The questions of opposition to imperialist aggression and support for revolutionary movements have been complex in various parts of the world – but nowhere more so than in S.E. Asia and the Indian sub-continent. Faced with diminishing strength and prestige in S.E. Asia, it has become all the more important to the U.S. reactionaries to dig wherever possible, hence real or attempted interference by such organs as the C.I.A. in Laos, Cambodia, Thailand, Malaya, and military aid to Pakistan. At the same time, the Soviet Union has been actively engaged in tying India to her apron strings, an India desperately in need of external aid. Both super-powers fear the growing strength of China, her socialist system, and her obvious prestige among Third World countries, as marked by the overwhelming vote at the United Nations last October. A foothold on the sub-continent against China is imperative z. Having withstood attacks from India in the south and the Soviet Union in the north, China’s vigilance to safeguard her territorial integrity is also to safeguard her socialist gains, and is therefore in the interest of the international proletariat.

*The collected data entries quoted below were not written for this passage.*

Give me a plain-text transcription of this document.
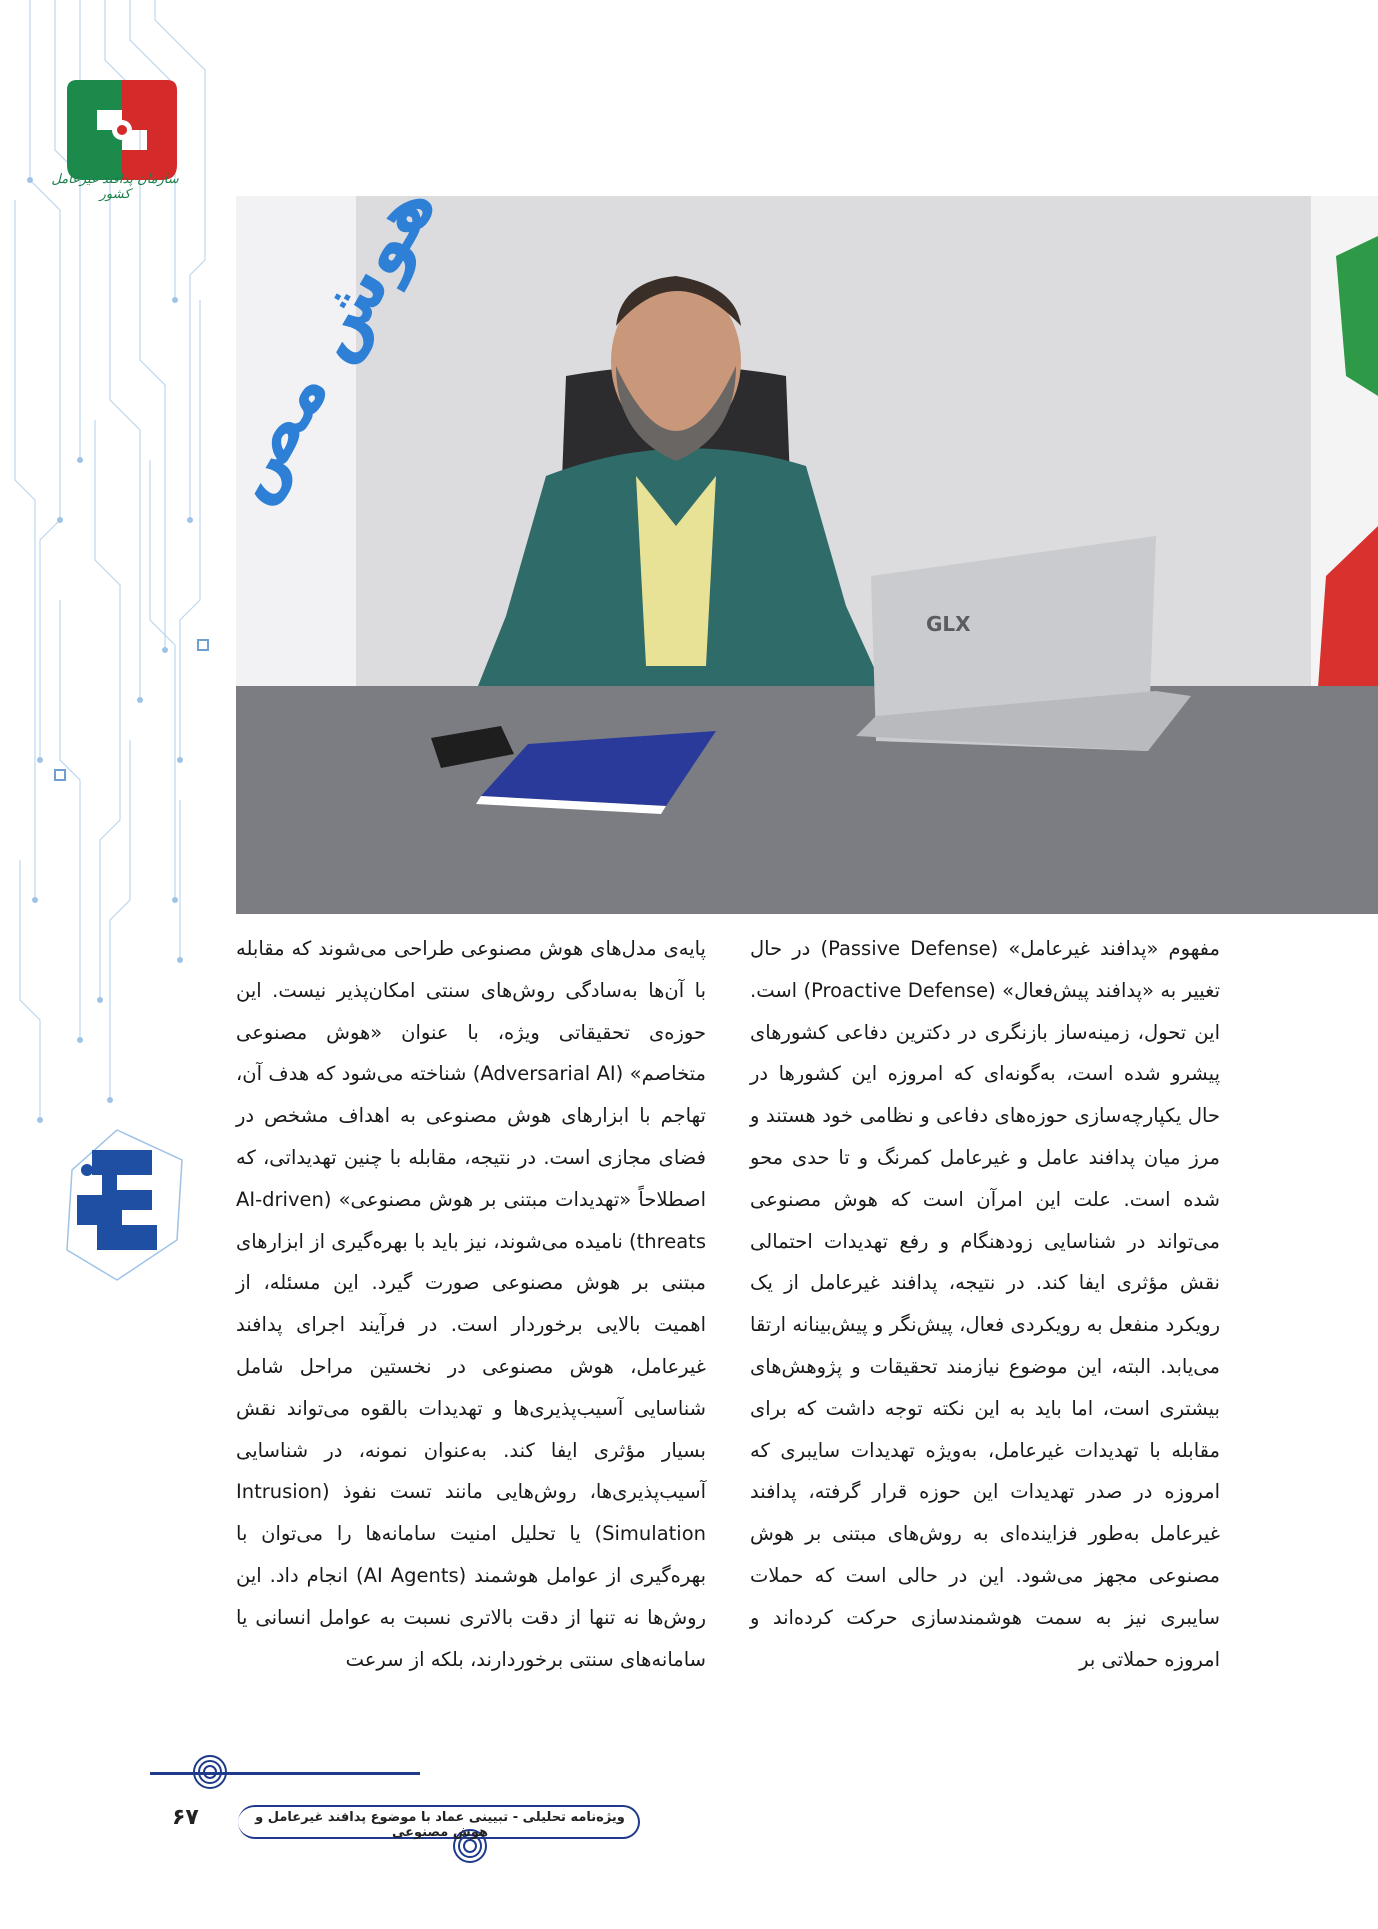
سازمان پدافند غیرعامل کشور	هوش مص
GLX

مفهوم «پدافند غیرعامل» (Passive Defense) در حال تغییر به «پدافند پیش‌فعال» (Proactive Defense) است. این تحول، زمینه‌ساز بازنگری در دکترین دفاعی کشورهای پیشرو شده است، به‌گونه‌ای که امروزه این کشورها در حال یکپارچه‌سازی حوزه‌های دفاعی و نظامی خود هستند و مرز میان پدافند عامل و غیرعامل کمرنگ و تا حدی محو شده است. علت این امرآن است که هوش مصنوعی می‌تواند در شناسایی زودهنگام و رفع تهدیدات احتمالی نقش مؤثری ایفا کند. در نتیجه، پدافند غیرعامل از یک رویکرد منفعل به رویکردی فعال، پیش‌نگر و پیش‌بینانه ارتقا می‌یابد. البته، این موضوع نیازمند تحقیقات و پژوهش‌های بیشتری است، اما باید به این نکته توجه داشت که برای مقابله با تهدیدات غیرعامل، به‌ویژه تهدیدات سایبری که امروزه در صدر تهدیدات این حوزه قرار گرفته، پدافند غیرعامل به‌طور فزاینده‌ای به روش‌های مبتنی بر هوش مصنوعی مجهز می‌شود. این در حالی است که حملات سایبری نیز به سمت هوشمندسازی حرکت کرده‌اند و امروزه حملاتی بر

پایه‌ی مدل‌های هوش مصنوعی طراحی می‌شوند که مقابله با آن‌ها به‌سادگی روش‌های سنتی امکان‌پذیر نیست. این حوزه‌ی تحقیقاتی ویژه، با عنوان «هوش مصنوعی متخاصم» (Adversarial AI) شناخته می‌شود که هدف آن، تهاجم با ابزارهای هوش مصنوعی به اهداف مشخص در فضای مجازی است. در نتیجه، مقابله با چنین تهدیداتی، که اصطلاحاً «تهدیدات مبتنی بر هوش مصنوعی» (AI-driven threats) نامیده می‌شوند، نیز باید با بهره‌گیری از ابزارهای مبتنی بر هوش مصنوعی صورت گیرد. این مسئله، از اهمیت بالایی برخوردار است. در فرآیند اجرای پدافند غیرعامل، هوش مصنوعی در نخستین مراحل شامل شناسایی آسیب‌پذیری‌ها و تهدیدات بالقوه می‌تواند نقش بسیار مؤثری ایفا کند. به‌عنوان نمونه، در شناسایی آسیب‌پذیری‌ها، روش‌هایی مانند تست نفوذ (Intrusion Simulation) یا تحلیل امنیت سامانه‌ها را می‌توان با بهره‌گیری از عوامل هوشمند (AI Agents) انجام داد. این روش‌ها نه تنها از دقت بالاتری نسبت به عوامل انسانی یا سامانه‌های سنتی برخوردارند، بلکه از سرعت

ویژه‌نامه تحلیلی - تبیینی عماد با موضوع پدافند غیرعامل و هوش مصنوعی
۶۷
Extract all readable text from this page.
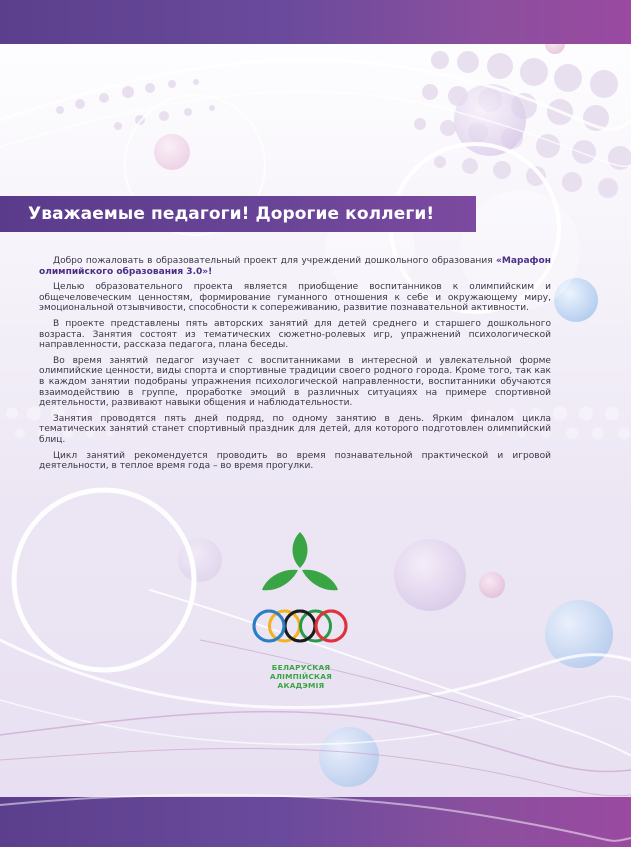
Уважаемые педагоги! Дорогие коллеги!

Добро пожаловать в образовательный проект для учреждений дошкольного образования «Марафон олимпийского образования 3.0»!

Целью образовательного проекта является приобщение воспитанников к олимпийским и общечеловеческим ценностям, формирование гуманного отношения к себе и окружающему миру, эмоциональной отзывчивости, способности к сопереживанию, развитие познавательной активности.

В проекте представлены пять авторских занятий для детей среднего и старшего дошкольного возраста. Занятия состоят из тематических сюжетно-ролевых игр, упражнений психологической направленности, рассказа педагога, плана беседы.

Во время занятий педагог изучает с воспитанниками в интересной и увлекательной форме олимпийские ценности, виды спорта и спортивные традиции своего родного города. Кроме того, так как в каждом занятии подобраны упражнения психологической направленности, воспитанники обучаются взаимодействию в группе, проработке эмоций в различных ситуациях на примере спортивной деятельности, развивают навыки общения и наблюдательности.

Занятия проводятся пять дней подряд, по одному занятию в день. Ярким финалом цикла тематических занятий станет спортивный праздник для детей, для которого подготовлен олимпийский блиц.

Цикл занятий рекомендуется проводить во время познавательной практической и игровой деятельности, в теплое время года – во время прогулки.

БЕЛАРУСКАЯ
АЛІМПІЙСКАЯ
АКАДЭМІЯ
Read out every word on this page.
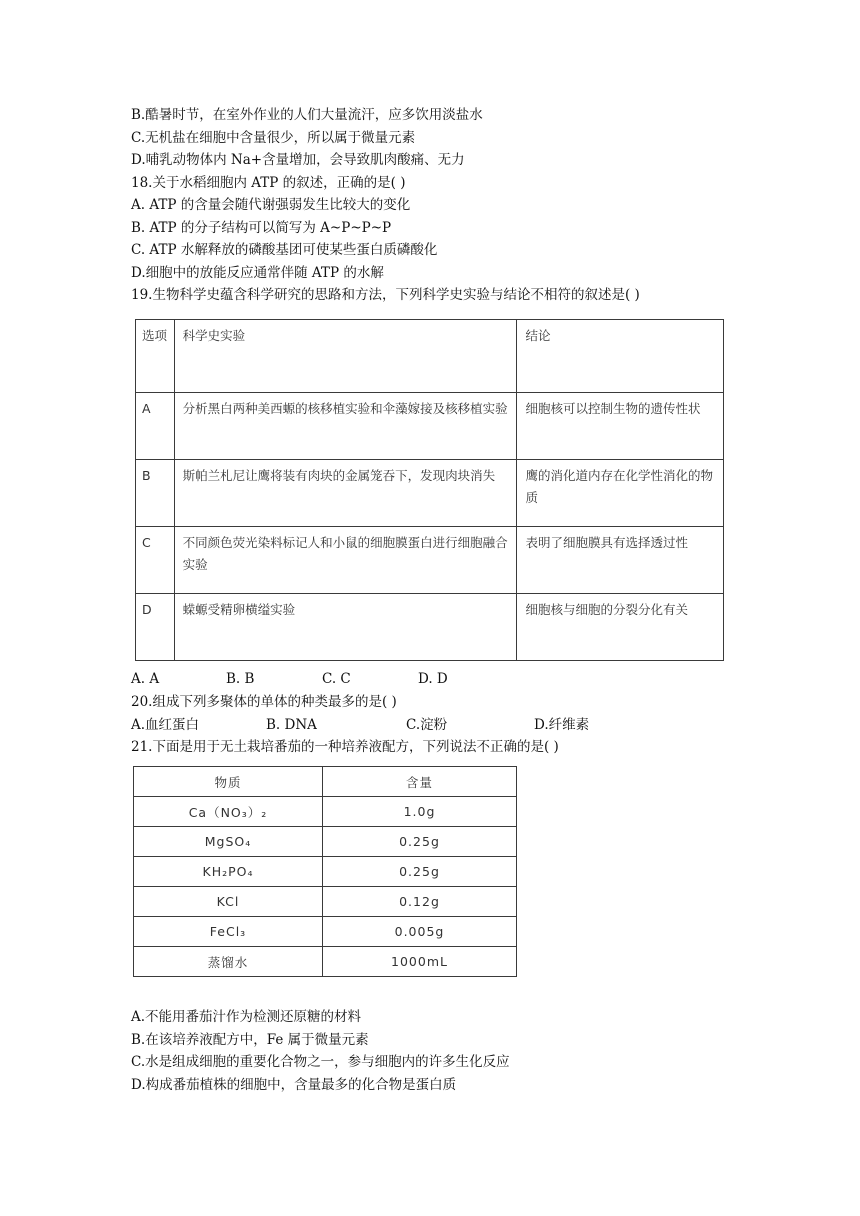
B.酷暑时节，在室外作业的人们大量流汗，应多饮用淡盐水
C.无机盐在细胞中含量很少，所以属于微量元素
D.哺乳动物体内 Na+含量增加，会导致肌肉酸痛、无力
18.关于水稻细胞内 ATP 的叙述，正确的是( )
A. ATP 的含量会随代谢强弱发生比较大的变化
B. ATP 的分子结构可以简写为 A~P~P~P
C. ATP 水解释放的磷酸基团可使某些蛋白质磷酸化
D.细胞中的放能反应通常伴随 ATP 的水解
19.生物科学史蕴含科学研究的思路和方法，下列科学史实验与结论不相符的叙述是( )
选项	科学史实验	结论
A	分析黑白两种美西螈的核移植实验和伞藻嫁接及核移植实验	细胞核可以控制生物的遗传性状
B	斯帕兰札尼让鹰将装有肉块的金属笼吞下，发现肉块消失	鹰的消化道内存在化学性消化的物质
C	不同颜色荧光染料标记人和小鼠的细胞膜蛋白进行细胞融合实验	表明了细胞膜具有选择透过性
D	蝾螈受精卵横缢实验	细胞核与细胞的分裂分化有关
A. A	B. B	C. C	D. D
20.组成下列多聚体的单体的种类最多的是( )
A.血红蛋白	B. DNA	C.淀粉	D.纤维素
21.下面是用于无土栽培番茄的一种培养液配方，下列说法不正确的是( )
物质	含量
Ca（NO₃）₂	1.0g
MgSO₄	0.25g
KH₂PO₄	0.25g
KCl	0.12g
FeCl₃	0.005g
蒸馏水	1000mL
A.不能用番茄汁作为检测还原糖的材料
B.在该培养液配方中，Fe 属于微量元素
C.水是组成细胞的重要化合物之一，参与细胞内的许多生化反应
D.构成番茄植株的细胞中，含量最多的化合物是蛋白质
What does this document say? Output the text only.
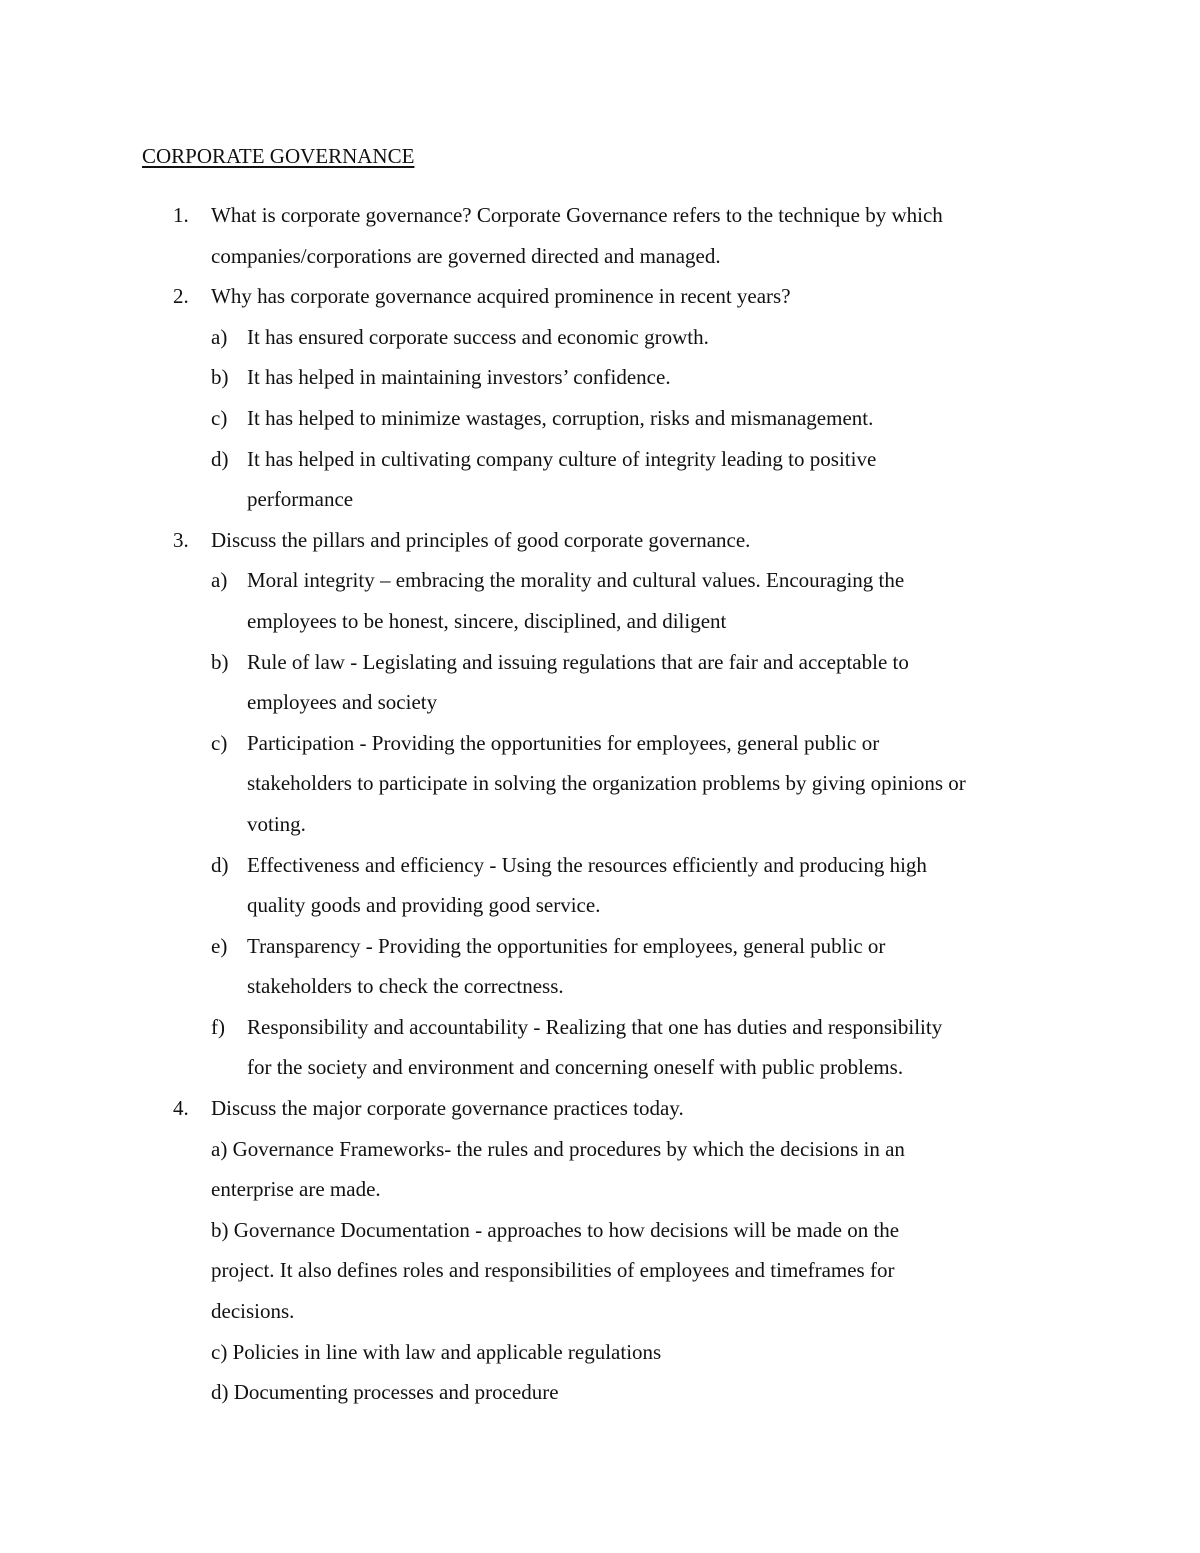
CORPORATE GOVERNANCE
1. What is corporate governance? Corporate Governance refers to the technique by which
companies/corporations are governed directed and managed.
2. Why has corporate governance acquired prominence in recent years?
a) It has ensured corporate success and economic growth.
b) It has helped in maintaining investors’ confidence.
c) It has helped to minimize wastages, corruption, risks and mismanagement.
d) It has helped in cultivating company culture of integrity leading to positive
performance
3. Discuss the pillars and principles of good corporate governance.
a) Moral integrity – embracing the morality and cultural values. Encouraging the
employees to be honest, sincere, disciplined, and diligent
b) Rule of law - Legislating and issuing regulations that are fair and acceptable to
employees and society
c) Participation - Providing the opportunities for employees, general public or
stakeholders to participate in solving the organization problems by giving opinions or
voting.
d) Effectiveness and efficiency - Using the resources efficiently and producing high
quality goods and providing good service.
e) Transparency - Providing the opportunities for employees, general public or
stakeholders to check the correctness.
f) Responsibility and accountability - Realizing that one has duties and responsibility
for the society and environment and concerning oneself with public problems.
4. Discuss the major corporate governance practices today.
a) Governance Frameworks- the rules and procedures by which the decisions in an
enterprise are made.
b) Governance Documentation - approaches to how decisions will be made on the
project. It also defines roles and responsibilities of employees and timeframes for
decisions.
c) Policies in line with law and applicable regulations
d) Documenting processes and procedure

Her support against Indian aggression, backed by the Soviet Union, for Pakistan independence and unity was a further implementation of her policy of confrontation with the main enemy, to oppose imperialist aggression and war.
The absence of expressions of sympathy or support for the oppressed people of East Pakistan and of condemnation of Yahya Khan’s genocide was under the given circumstances necessary restraint, as such intervention could readily have given India (and the Soviet Union) just the excuse to widen the war. It does not mean that China condoned the actions taken, nor lack of understanding that the people of Pakistan will themselves make their own internal revolution. Moreover, the adventurist actions of the Awami League and their close connections with India have led to the setting up of a regime subservient to imperialism in East Bengal.
In assessing situations it is helpful to recall Lenin’s comment that in revolution twists and turns occur, that come compromises are necessary and correct, and that one would be a charlatan to think there would be no difficulties, problems or contradictions. Peaceful coexistence between countries having different social systems and the practice of proletarian internationalism require dialectical analysis of the overall situation, spotting the main enemy, causing weakening divisions in his camp, and seeking to resolve the main contradiction. Only by using such tactics can the revolutionary movement advance stepby-step.